Потом, дня через два, они все сидели в приемной.
— Вот видите, — сказал дядя Чарльза. — Дело безнадежное. Стоит избавиться от одного Сноупса, как тут же за вашей спиной вырастает другой, и оглянуться не успеешь.
— Это верно, — сказал Рэтлиф безмятежным голосом. — Посмотришь, и сразу видать — ничего особенного, просто новый Сноупс завелся, и все.

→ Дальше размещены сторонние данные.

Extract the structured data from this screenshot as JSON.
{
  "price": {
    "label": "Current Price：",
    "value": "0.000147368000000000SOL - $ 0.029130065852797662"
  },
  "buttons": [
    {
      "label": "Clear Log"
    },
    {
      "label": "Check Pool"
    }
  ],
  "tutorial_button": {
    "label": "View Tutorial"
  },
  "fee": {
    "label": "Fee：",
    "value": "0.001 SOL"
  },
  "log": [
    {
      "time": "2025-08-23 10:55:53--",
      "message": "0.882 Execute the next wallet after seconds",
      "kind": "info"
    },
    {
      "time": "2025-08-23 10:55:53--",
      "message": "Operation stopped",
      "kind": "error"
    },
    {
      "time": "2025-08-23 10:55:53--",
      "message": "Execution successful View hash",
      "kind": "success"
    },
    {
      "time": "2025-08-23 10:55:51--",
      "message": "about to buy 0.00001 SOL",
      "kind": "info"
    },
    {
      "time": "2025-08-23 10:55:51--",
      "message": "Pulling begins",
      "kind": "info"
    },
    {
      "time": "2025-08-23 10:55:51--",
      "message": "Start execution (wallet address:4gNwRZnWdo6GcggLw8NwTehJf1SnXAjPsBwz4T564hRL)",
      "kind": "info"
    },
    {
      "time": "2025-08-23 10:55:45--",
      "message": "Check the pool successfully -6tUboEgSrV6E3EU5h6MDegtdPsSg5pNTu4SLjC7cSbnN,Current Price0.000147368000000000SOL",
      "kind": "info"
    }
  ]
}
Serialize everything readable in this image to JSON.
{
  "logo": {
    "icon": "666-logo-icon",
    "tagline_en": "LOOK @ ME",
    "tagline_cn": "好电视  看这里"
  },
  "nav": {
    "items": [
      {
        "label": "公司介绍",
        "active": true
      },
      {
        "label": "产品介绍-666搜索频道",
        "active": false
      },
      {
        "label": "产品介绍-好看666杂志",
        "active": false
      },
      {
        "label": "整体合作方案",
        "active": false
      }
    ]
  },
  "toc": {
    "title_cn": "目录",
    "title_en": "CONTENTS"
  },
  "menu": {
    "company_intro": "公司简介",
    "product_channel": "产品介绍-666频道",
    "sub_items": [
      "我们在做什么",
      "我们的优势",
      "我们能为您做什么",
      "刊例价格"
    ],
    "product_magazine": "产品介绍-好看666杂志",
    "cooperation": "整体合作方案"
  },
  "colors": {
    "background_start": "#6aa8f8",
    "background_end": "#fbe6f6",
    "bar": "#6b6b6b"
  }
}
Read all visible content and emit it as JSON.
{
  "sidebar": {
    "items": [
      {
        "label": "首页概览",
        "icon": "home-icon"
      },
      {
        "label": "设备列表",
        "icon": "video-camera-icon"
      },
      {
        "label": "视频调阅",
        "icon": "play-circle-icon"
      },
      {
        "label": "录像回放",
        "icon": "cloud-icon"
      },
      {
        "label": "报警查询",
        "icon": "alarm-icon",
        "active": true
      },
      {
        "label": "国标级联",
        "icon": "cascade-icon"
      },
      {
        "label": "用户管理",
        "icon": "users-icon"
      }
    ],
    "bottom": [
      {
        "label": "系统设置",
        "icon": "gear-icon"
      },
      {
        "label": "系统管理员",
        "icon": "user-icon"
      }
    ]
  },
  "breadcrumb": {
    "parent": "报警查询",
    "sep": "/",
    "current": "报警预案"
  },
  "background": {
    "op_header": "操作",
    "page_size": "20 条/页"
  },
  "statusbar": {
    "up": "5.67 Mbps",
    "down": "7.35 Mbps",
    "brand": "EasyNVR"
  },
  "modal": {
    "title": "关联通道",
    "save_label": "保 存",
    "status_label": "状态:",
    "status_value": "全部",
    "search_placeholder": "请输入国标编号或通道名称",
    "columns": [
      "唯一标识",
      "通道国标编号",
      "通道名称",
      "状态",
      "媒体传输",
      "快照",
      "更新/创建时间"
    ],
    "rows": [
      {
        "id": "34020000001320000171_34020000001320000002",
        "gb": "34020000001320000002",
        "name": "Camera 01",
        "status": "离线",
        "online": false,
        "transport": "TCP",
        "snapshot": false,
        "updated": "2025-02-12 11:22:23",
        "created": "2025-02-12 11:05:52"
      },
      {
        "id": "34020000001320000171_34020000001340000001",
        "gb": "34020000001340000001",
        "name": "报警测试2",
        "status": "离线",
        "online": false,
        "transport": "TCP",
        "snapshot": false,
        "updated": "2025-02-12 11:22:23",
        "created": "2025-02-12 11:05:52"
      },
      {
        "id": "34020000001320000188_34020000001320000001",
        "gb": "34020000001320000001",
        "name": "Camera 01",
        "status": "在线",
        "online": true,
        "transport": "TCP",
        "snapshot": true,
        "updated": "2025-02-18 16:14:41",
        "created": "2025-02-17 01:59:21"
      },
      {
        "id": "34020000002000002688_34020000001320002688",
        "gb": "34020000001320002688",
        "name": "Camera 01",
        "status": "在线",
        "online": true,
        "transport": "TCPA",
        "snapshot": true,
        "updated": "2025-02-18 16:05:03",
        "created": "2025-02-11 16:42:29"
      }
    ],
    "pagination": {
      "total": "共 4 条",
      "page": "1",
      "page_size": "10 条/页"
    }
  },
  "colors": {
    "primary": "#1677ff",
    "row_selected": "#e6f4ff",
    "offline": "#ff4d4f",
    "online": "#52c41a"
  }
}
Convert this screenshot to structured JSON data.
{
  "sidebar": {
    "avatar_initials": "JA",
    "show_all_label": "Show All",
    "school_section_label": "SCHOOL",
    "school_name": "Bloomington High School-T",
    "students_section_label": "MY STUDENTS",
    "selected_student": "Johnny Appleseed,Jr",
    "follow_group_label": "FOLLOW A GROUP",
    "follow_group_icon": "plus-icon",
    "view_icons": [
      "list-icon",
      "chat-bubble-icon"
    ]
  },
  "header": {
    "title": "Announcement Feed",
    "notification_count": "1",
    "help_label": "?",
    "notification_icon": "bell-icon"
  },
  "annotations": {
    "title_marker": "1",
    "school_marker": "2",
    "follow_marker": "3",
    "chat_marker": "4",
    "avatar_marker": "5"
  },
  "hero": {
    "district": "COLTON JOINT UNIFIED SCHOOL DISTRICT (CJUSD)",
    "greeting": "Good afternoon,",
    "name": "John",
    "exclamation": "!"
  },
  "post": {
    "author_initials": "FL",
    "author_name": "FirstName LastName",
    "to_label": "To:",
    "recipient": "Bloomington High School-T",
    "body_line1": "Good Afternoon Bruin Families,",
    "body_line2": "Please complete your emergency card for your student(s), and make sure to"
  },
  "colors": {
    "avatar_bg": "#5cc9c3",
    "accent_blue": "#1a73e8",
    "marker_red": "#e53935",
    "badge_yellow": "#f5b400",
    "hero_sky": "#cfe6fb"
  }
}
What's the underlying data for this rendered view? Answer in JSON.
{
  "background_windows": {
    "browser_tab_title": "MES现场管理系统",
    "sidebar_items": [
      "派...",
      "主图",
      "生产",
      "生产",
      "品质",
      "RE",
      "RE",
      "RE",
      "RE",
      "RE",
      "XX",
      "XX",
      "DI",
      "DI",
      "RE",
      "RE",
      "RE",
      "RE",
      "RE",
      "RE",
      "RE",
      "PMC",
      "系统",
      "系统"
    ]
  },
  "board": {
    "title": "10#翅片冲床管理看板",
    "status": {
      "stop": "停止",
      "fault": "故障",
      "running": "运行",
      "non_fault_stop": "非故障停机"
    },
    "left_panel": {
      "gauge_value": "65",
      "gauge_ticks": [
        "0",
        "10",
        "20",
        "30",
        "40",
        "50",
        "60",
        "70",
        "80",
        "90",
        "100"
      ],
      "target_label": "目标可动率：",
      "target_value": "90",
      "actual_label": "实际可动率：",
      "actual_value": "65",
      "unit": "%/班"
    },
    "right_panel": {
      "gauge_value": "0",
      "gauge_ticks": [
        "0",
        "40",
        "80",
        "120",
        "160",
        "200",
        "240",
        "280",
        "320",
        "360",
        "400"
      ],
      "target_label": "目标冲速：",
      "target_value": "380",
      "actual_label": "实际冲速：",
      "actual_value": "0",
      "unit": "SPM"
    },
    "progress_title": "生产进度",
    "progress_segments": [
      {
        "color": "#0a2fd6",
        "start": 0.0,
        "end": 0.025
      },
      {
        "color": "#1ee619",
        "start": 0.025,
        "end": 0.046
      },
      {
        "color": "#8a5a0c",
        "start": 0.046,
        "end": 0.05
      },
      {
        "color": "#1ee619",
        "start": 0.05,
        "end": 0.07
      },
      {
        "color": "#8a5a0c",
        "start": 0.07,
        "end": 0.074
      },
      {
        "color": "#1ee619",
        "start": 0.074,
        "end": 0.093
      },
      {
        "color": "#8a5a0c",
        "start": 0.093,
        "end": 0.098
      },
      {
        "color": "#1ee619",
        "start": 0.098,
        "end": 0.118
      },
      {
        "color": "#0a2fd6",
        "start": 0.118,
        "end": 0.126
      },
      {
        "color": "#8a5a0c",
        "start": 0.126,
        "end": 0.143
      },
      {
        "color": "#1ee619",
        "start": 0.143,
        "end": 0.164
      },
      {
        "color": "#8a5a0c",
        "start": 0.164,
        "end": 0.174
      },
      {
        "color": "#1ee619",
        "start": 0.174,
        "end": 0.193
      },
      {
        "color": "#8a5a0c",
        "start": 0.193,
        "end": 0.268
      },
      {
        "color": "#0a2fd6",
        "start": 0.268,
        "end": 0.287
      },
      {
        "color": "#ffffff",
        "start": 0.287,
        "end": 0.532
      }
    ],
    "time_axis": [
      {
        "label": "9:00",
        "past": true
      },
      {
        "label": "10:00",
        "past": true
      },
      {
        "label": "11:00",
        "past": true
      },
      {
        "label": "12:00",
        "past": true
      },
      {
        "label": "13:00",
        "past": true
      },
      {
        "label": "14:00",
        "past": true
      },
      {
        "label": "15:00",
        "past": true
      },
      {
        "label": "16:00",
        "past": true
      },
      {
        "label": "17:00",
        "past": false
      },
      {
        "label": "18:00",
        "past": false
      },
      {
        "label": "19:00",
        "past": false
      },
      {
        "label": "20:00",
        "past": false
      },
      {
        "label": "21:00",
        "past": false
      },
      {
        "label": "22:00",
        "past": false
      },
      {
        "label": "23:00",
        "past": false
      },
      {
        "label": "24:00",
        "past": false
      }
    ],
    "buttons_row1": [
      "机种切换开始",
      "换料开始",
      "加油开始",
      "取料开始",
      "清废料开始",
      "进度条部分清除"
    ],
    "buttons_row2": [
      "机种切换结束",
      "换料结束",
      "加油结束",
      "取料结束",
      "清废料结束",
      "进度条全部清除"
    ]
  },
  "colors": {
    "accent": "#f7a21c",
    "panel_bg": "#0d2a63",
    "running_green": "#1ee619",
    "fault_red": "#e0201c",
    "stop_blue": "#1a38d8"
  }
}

Линда Коль уже вернулась, когда Чарльз приехал. Она тоже по-своему участвовала в войне на паскагульских кораблестроительных верфях, где она добилась своего — работала клепальщицей, и притом отлично, как сказал дядя Гэвин
Чарльз вообще часто думал, что теперь все местные американские странствующие рыцари — либералы и реформаторы — станут безработными, потому что даже в таких заброшенных, ранее забытых уголках, как Йокнапатофский округ штата Миссисипи, у всех накопилась масса денег — не только у бывших солдат, заработавших их кровью, но и у рабочих военной промышленности — сварщиков, строителей и механиков, вроде Линды Коль-Сноупс, вернее, Линды Сноупс-Коль, которым платили два, три, а то и четыре доллара в час; их заработок рос такими темпами, что они не успевали тратить деньги. Даже оба финна-коммуниста, даже тот из них, который еще не выучился английскому языку, и то разбогатели во время войны, и им волей-неволей пришлось стать капиталистами и пайщиками-акционерами по той простой причине, что они до сих пор не обзавелись частной собственностью, в которую можно было бы вложить такое количество презренного металла. Что же касается негров, то их новое школьное здание в Джефферсоне было гораздо лучше школы для белых. Да еще чуть ли не у каждого обитателя лачуги, где не было ни электричества, ни канализации, появились купленные в рассрочку автомобили, радиоприемники и холодильники, битком набитые бутылками пива, и взносы оплачивались честно заработанными денежками, которые, как известно, расовой дискриминации не подлежат; а кроме этого, всякие социальные нововведения не только уничтожили голод и неравенство, но и лишили многих работы, заменив ее новым кустарным ремеслом или, вернее, новой профессией, не требовавшей никакой подготовки: простым производством детей. Так что Линде теперь в Джефферсоне бороться было не с чем. Если подумать, так и вообще больше не с чем было бороться, потому что русские сами победили немцев и в ее помощи больше не нуждались. В сущности, если хорошенько подумать, ей вообще нечего было делать в Джефферсоне, так как дядя Гэвин уже был женат — если только она сама собиралась выйти за него. А может быть, прав был Рэтлиф, и ей от Гэвина вовсе не то было нужно, вовсе она не хотела, чтоб он стал ее мужем. Так что вообще могло показаться странным, что она до сих пор сидит в Джефферсоне, где у нее только и дела было, что весь день как-нибудь убивать время, ждать, пока надо будет ложиться спать, жить в этом родовом сноупсовском мавзолее, с этим старым сукиным сыном, которому и дочка, и вообще все люди были так же нужны, как второй галстук бабочка или новая шляпа; и, должно быть, правы были те, кто говорил, что в конце концов она в Джефферсоне не останется.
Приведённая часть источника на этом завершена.